Sacramento City Unified has been looking at policing alternatives in tandem with a smaller police presence over the past few years. The district has rerouted some money previously allocated for the police department to training staff on restorative justice practices and the creation of a director of school safety position.
The district declined to make an official comment, but stated the potential to end their contract with Sacramento police is one they’d been discussing for many years.
The Sacramento Police Department declined to comment on their contract not being renewed, but issued a statement.
“Our School Resource Unit works closely with school staff to ensure that our students have a safe place to learn. The safety of our community, including our schools, will always be a priority for the Sacramento Police Department,” the statement read.
An ACLU report from last year shows that a disproportionate number of students with disabilities and Black students are often referred to law enforcement through SROs.
David Fisher, president of the Sacramento City Teachers Association, said he supports not renewing the contract.

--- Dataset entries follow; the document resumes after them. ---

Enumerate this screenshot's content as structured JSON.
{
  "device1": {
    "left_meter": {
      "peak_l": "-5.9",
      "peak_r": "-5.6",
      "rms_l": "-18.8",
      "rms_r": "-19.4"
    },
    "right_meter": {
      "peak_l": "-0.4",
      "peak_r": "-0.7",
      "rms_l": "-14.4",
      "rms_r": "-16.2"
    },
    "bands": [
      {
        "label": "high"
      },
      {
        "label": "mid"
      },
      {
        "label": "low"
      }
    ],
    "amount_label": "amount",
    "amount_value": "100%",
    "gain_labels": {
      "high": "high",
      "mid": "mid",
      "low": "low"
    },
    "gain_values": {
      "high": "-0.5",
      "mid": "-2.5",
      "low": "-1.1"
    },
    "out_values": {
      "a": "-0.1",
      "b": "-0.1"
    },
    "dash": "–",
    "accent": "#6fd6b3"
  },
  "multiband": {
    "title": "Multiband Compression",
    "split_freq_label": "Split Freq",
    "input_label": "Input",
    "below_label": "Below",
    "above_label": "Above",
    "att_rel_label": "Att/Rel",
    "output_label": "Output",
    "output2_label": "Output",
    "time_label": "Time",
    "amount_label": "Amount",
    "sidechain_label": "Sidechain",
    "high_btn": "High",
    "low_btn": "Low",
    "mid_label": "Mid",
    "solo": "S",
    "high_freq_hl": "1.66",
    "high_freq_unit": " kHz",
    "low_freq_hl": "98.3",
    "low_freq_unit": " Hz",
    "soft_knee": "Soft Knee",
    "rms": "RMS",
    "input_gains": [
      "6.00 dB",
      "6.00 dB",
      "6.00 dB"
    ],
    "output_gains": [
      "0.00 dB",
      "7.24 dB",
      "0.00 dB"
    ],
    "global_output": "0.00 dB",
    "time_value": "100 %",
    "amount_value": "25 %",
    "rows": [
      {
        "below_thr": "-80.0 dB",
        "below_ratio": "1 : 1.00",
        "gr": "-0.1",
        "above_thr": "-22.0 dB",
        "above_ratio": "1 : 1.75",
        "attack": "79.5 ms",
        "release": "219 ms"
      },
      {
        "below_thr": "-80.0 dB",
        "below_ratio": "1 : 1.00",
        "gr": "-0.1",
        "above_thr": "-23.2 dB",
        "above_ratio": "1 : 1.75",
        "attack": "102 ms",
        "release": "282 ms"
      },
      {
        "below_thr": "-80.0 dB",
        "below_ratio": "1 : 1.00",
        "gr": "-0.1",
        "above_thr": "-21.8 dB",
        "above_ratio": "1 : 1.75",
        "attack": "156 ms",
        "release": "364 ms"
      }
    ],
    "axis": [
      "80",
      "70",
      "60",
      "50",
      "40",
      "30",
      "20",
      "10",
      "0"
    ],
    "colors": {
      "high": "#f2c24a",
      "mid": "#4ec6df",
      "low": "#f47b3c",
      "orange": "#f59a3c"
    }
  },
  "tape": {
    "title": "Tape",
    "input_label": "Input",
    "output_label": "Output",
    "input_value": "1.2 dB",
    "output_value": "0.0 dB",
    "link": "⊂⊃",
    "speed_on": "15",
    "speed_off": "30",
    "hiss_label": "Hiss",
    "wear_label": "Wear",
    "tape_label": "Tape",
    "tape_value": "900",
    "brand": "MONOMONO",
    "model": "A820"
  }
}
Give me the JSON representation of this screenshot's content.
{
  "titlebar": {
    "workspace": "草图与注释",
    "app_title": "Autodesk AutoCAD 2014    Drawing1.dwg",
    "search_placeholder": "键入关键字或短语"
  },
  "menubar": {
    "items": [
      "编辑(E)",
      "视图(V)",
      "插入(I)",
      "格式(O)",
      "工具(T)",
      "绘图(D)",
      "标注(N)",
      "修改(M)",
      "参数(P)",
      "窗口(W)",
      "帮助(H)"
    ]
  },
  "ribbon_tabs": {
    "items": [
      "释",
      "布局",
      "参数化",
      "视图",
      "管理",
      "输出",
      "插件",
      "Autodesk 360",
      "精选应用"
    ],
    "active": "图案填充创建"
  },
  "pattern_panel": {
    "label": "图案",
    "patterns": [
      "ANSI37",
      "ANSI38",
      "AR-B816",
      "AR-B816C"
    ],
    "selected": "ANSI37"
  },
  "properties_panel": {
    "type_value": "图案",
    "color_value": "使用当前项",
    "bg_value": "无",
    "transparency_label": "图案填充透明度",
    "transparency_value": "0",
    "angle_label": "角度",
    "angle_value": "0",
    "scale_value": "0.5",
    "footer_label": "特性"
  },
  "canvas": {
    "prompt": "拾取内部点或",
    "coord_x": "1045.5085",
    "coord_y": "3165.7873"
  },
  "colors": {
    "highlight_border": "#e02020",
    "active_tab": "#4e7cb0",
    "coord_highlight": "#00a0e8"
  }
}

“We don’t have infinite resources, we think it makes a lot more sense to invest the resources we do have on the front end, and measures and resources help the educators and students themselves solve problems before they get started,” Fisher said. “Oftentimes if things happen on campus, like a fight or arguments, if a social worker or school psychologist that’s helping to handle the situation, then there’s not a police record. But if there’s a police officer, that’s what they’re trained to do, and oftentimes you end up with a record even before you graduate from high school.”
The district said they are currently facing a $27 million budget deficit.
Board members said in addition to an ending of the Sacramento Police Department’s contract, they hoped to continue discussions around how to improve school safety in other ways.
Correction: This story has been edited to clarify that the school district says its deficit is $27 million, not the teachers union.